DC Stewart arranged for a specialist neurologist to act as an intermediary between her and the victim.
She arranged for a private company to install specialist technology that would let the victim give evidence by blinking.
On the day of the verdict, the victim died, not knowing that the defendant had been convicted.
William congratulated her on her award and described her work as "very impressive".
The royals also met police officer of the year, Pc Philip Stone, who co-ordinates the work of the Met's Disaster Victim Identification Cadre, which organises the national and international recovery and identification of human remains for the coroner to repatriate them to their families.
Pc Stone discussed Grenfell Tower with William and afterwards the officer described his team's work there as "very, very difficult".
He said he had already met the Duke at Grenfell in the aftermath of the tragedy.
As they left, William described the group as "really inspiring", while Harry said: "Well done guys."
Met Commissioner Cressida Dick said the force is "really grateful" to William and Harry for finding time for them.
"It's wonderful for our guys and girls to be here and to enjoy such a treat.
"They're really excited and have had a lovely time.
"They all spoke very openly and clearly and frankly about what they do, and what they do is ... you know they take it for granted, but it is extraordinary for many of them," she said.
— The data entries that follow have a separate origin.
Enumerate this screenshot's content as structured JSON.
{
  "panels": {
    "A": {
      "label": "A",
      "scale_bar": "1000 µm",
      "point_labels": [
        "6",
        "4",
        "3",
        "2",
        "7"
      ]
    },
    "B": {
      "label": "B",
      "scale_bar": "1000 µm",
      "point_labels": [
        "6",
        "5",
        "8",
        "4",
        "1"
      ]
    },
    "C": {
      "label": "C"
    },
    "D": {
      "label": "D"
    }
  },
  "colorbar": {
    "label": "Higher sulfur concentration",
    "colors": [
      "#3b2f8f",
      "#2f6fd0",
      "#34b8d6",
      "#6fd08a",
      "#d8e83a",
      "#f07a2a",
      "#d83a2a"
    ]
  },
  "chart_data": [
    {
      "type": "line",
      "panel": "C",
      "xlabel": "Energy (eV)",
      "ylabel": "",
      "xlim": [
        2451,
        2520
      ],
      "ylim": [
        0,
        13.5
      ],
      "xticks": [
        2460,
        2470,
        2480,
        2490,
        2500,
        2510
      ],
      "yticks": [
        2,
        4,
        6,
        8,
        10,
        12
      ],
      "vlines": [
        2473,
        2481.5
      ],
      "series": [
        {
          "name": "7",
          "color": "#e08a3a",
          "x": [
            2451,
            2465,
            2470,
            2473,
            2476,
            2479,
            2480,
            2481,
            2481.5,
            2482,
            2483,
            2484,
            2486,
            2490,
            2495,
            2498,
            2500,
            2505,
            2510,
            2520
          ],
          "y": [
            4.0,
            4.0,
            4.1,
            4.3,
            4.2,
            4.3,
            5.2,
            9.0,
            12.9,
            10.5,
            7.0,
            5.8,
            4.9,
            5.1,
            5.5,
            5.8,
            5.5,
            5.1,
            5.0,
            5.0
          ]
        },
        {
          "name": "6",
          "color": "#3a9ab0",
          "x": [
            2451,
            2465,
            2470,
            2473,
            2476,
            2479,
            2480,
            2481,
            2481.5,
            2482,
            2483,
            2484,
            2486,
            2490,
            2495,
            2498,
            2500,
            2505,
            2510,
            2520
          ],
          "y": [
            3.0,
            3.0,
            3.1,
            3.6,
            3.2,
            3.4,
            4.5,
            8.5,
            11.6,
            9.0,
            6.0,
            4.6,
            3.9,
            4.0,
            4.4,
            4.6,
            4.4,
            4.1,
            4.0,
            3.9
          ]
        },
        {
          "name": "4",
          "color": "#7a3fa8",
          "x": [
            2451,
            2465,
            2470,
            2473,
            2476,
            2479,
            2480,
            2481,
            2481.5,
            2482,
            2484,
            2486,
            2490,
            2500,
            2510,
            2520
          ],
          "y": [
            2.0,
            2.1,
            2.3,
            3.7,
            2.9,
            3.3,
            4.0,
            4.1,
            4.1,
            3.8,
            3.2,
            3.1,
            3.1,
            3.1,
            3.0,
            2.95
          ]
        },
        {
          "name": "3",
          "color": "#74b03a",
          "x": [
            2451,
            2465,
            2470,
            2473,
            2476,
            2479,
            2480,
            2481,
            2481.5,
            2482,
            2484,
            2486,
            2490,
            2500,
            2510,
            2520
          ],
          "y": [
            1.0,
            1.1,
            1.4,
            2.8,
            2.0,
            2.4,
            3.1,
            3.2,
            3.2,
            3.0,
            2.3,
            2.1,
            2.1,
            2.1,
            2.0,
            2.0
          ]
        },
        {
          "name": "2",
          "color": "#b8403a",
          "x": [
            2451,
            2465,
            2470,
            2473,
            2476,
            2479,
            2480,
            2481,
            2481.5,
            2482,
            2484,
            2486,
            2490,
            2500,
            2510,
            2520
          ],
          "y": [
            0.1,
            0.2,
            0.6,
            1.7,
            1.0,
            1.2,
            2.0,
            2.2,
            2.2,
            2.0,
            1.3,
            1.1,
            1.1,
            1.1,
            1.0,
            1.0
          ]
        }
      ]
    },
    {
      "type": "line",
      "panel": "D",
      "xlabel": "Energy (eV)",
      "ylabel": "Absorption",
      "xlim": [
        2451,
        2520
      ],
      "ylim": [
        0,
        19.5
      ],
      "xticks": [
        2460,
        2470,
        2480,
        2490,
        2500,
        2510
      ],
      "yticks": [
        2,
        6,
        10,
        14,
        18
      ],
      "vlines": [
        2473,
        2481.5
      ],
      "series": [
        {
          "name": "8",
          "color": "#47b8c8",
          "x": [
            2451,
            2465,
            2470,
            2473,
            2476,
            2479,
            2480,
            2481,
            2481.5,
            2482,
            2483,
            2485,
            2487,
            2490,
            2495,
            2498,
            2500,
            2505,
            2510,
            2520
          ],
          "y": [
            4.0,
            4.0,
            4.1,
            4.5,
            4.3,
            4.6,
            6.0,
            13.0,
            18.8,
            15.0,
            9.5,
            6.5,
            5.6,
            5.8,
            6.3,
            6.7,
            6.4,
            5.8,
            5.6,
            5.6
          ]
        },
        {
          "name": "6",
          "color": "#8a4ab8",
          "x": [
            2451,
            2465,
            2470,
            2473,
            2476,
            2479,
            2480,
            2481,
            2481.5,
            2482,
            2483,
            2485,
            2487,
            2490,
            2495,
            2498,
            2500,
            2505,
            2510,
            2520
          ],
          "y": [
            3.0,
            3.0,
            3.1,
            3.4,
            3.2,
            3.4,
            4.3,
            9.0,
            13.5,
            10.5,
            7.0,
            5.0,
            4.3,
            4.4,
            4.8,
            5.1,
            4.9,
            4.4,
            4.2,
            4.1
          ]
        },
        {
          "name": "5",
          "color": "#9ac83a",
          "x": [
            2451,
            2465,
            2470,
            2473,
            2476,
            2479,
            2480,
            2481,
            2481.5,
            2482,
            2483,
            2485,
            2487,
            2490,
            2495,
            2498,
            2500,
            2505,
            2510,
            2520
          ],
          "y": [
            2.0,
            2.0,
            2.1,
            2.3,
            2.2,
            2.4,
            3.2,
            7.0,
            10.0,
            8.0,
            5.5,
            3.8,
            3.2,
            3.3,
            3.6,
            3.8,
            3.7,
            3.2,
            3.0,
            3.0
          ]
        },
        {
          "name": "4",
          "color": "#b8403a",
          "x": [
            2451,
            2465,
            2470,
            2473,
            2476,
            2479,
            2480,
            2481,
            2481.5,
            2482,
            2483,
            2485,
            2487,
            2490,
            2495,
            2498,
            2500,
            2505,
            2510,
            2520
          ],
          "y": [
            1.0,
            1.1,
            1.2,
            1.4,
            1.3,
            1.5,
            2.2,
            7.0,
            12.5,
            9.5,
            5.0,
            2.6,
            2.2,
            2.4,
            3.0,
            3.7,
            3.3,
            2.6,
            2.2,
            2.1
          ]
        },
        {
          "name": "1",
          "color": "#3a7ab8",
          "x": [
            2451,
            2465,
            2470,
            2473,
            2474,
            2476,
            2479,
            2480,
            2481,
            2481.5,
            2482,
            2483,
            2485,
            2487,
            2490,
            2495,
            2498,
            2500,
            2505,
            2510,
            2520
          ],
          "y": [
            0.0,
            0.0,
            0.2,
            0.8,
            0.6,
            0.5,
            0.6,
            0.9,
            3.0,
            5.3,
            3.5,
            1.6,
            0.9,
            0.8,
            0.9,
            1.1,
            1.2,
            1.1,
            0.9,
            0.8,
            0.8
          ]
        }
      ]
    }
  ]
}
The Commissioner said William and Harry are "very knowledgeable", adding: "We're very grateful because they've been supporting us in a variety of different ways over the last several years."
She said they are "interested in policing" and in how the force keeps the public safe.
The Commissioner said the pair have taken a great interest in crime that affects young people, such as knife crime.
The seventh annual awards ceremony, held on Friday, celebrated the work of police officers in London.
Pc Palmer was posthumously honoured at the ceremony for his heroic response during the Westminster attack.
The officer, who was stabbed to death when he confronted attacker Khalid Masood outside the Houses of Parliament, was named the winner of the outstanding bravery of the year prize.